Vivimos en la era de la incertidumbre. Hay más preguntas que respuestas. Más dudas que certezas. Navegamos a la deriva en la tercera margen del río. Abandonamos la primera, la modernidad, con sus sólidos paradigmas filosóficos y religiosos, y todavía no sabemos cómo se configurará la segunda, la posmodernidad.
Están en crisis las grandes instituciones que fueron pilares de la modernidad: el Estado, la Familia, la Escuela y la Religión. Se hacen valer modelos y propuestas para todos los gustos.
En medio de la turbulencia, emerge con nitidez el mundo hegemonizado por el capitalismo neoliberal. La financiarización de la economía supera la productividad. La regulación de la sociedad pasa de las manos del Estado a las del mercado.
Si en el siglo pasado Europa hizo concesiones a la socialdemocracia como antídoto frente a la amenaza socialista, ahora los derechos sociales retroceden y nuevas tecnologías tornan obsoleto el trabajo humano.
Como todo lo sólido se desvanece en el aire, es necesario crear reglas y darle consistencia al sistema globocolonizado de consumismo y hedonismo. Así, se difunde la ideología de la privatización concomitante con el deterioro de las instituciones. Se privatiza la política.

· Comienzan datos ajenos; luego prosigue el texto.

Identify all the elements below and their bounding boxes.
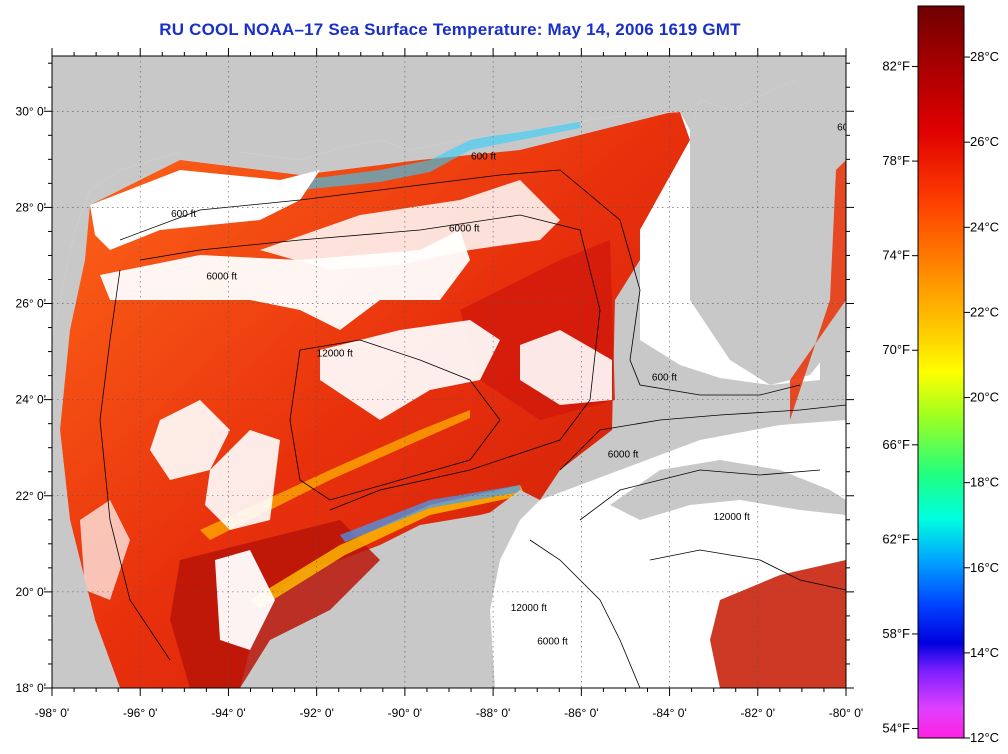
- longitude-axis: -98° 0' -96° 0' -94° 0' -92° 0' -90° 0' -88° …: [35, 48, 863, 720]
- lat-tick-label: 28° 0': [16, 200, 46, 214]
- lon-tick-label: -82° 0': [741, 706, 775, 720]
- contour-label: 6000 ft: [537, 637, 568, 648]
- colorbar-fahrenheit-label: 82°F: [882, 59, 910, 74]
- colorbar-celsius-label: 22°C: [970, 304, 999, 319]
- lat-tick-label: 24° 0': [16, 393, 46, 407]
- colorbar-fahrenheit-label: 74°F: [882, 248, 910, 263]
- colorbar-fahrenheit-label: 62°F: [882, 531, 910, 546]
- colorbar: 28°C 26°C 24°C 22°C 20°C 18°C 16°C 14°C 12°C 82°…: [882, 5, 999, 745]
- contour-labels: 600 ft 6000 ft 12000 ft 6000 ft 600 ft 600 ft…: [171, 122, 862, 648]
- colorbar-fahrenheit-label: 66°F: [882, 437, 910, 452]
- contour-label: 600 ft: [652, 372, 677, 383]
- mexico-land: [52, 340, 120, 688]
- map-title: RU COOL NOAA–17 Sea Surface Temperature:…: [159, 20, 741, 39]
- bathymetry-contours: [99, 169, 846, 688]
- colorbar-celsius-label: 18°C: [970, 475, 999, 490]
- lat-tick-label: 26° 0': [16, 297, 46, 311]
- lon-tick-label: -98° 0': [35, 706, 69, 720]
- yucatan-peninsula: [360, 490, 540, 688]
- lon-tick-label: -88° 0': [476, 706, 510, 720]
- contour-label: 600 ft: [837, 122, 862, 133]
- colorbar-fahrenheit-label: 58°F: [882, 626, 910, 641]
- colorbar-celsius-label: 16°C: [970, 560, 999, 575]
- lat-tick-label: 18° 0': [16, 681, 46, 695]
- colorbar-fahrenheit-label: 78°F: [882, 153, 910, 168]
- map-area: 600 ft 6000 ft 12000 ft 6000 ft 600 ft 600 ft…: [52, 56, 862, 688]
- lon-tick-label: -80° 0': [829, 706, 863, 720]
- lat-tick-label: 20° 0': [16, 585, 46, 599]
- colorbar-gradient: [917, 5, 965, 739]
- colorbar-celsius-label: 28°C: [970, 49, 999, 64]
- contour-label: 12000 ft: [714, 512, 750, 523]
- colorbar-fahrenheit-label: 54°F: [882, 721, 910, 736]
- lon-tick-label: -96° 0': [123, 706, 157, 720]
- colorbar-celsius-label: 12°C: [970, 730, 999, 745]
- lon-tick-label: -92° 0': [299, 706, 333, 720]
- lon-tick-label: -94° 0': [211, 706, 245, 720]
- colorbar-fahrenheit-label: 70°F: [882, 342, 910, 357]
- contour-label: 6000 ft: [608, 449, 639, 460]
- contour-label: 600 ft: [171, 209, 196, 220]
- colorbar-celsius-label: 20°C: [970, 390, 999, 405]
- lon-tick-label: -86° 0': [564, 706, 598, 720]
- colorbar-celsius-label: 14°C: [970, 645, 999, 660]
- lat-tick-label: 30° 0': [16, 104, 46, 118]
- colorbar-celsius-label: 24°C: [970, 219, 999, 234]
- contour-label: 6000 ft: [206, 271, 237, 282]
- contour-label: 12000 ft: [317, 348, 353, 359]
- lat-tick-label: 22° 0': [16, 489, 46, 503]
- lon-tick-label: -84° 0': [652, 706, 686, 720]
- contour-label: 600 ft: [471, 151, 496, 162]
- latitude-axis: 30° 0' 28° 0' 26° 0' 24° 0' 22° 0' 20° 0' 18° …: [16, 62, 854, 695]
- contour-label: 12000 ft: [511, 603, 547, 614]
- colorbar-celsius-label: 26°C: [970, 134, 999, 149]
- graticule: [52, 56, 846, 688]
- contour-label: 6000 ft: [449, 223, 480, 234]
- lon-tick-label: -90° 0': [388, 706, 422, 720]
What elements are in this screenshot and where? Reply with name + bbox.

Ya que los políticos fracasaron, se entrega la administración pública a empresarios exitosos. Ya que los partidos se desmoralizaron, que cada uno eche mano a su celular y haga de él su tribuna de odio o aplauso.
Para sustentar esa democracia virtual sobre una abisal desigualdad social, se crea la cultura de la segregación. Unidades de Policía Pacificadora (UPP), no para combatir el crimen organizado, sino para garantizar que la turba ignara no descienda de los morros presa de furia ciega. Si se derrumba un edificio ocupado por personas sin techo, la culpa es de las víctimas. El discurso del odio es legitimado hasta por el Tribunal Supremo Federal, al confundir graves ofensas a la honra ajena con la libertad de expresión.
Pasamos de la era analógica a la digital. Cambian también los patrones de relacionamiento. El valor del otro depende de su posición en el mercado. Y fuera del mercado no hay salvación.
Sin embargo, no todo se ajusta a la mercantilización del planeta en detrimento de los derechos humanos. Y el mayor desajuste reside en nuestra relación con la naturaleza. Se agotó el tiempo. El ansia de lucro contaminó el aire, el mar y la tierra. O cambiamos nuestros paradigmas socioambientales o la Tierra volverá a vivir, como a lo largo de milenios, sin nuestra incómoda presencia.
Hay que adoptar un desarrollo sustentable en el que estén incluidos lo ecológico, lo social y lo cultural. A fines de la década de 1940, Japón, arruinado por la guerra, era más pobre que Brasil. Y cuarenta años después, cuando nuestro país alcanzó la posición de octava economía del mundo, Japón figuraba ya entre las cinco primeras. Había promovido una revolución educacional, cosa que nunca hicimos.
Nuestro modelo de desarrollo sigue siendo depredador, y son tímidas las iniciativas para que, en este país pleno de sol, las energías eólica y solar prevalezcan sobre las fósiles, tan contaminadoras del medio ambiente. Es preciso cambiar los paradigmas de lo que entendemos por progreso y avance civilizatorio. Los países europeos y los Estados Unidos demuestran que el crecimiento del PIB no significa una reducción de la desigualdad social. Como ha señalado el papa Francisco, un desarrollo que no está centrado en el ser humano, sino en la acumulación de capital privado, es contrario a la ética.
Quizás los indígenas andinos tengan algo que enseñarnos cuando subrayan la diferencia entre “vivir bien” y “buen vivir”.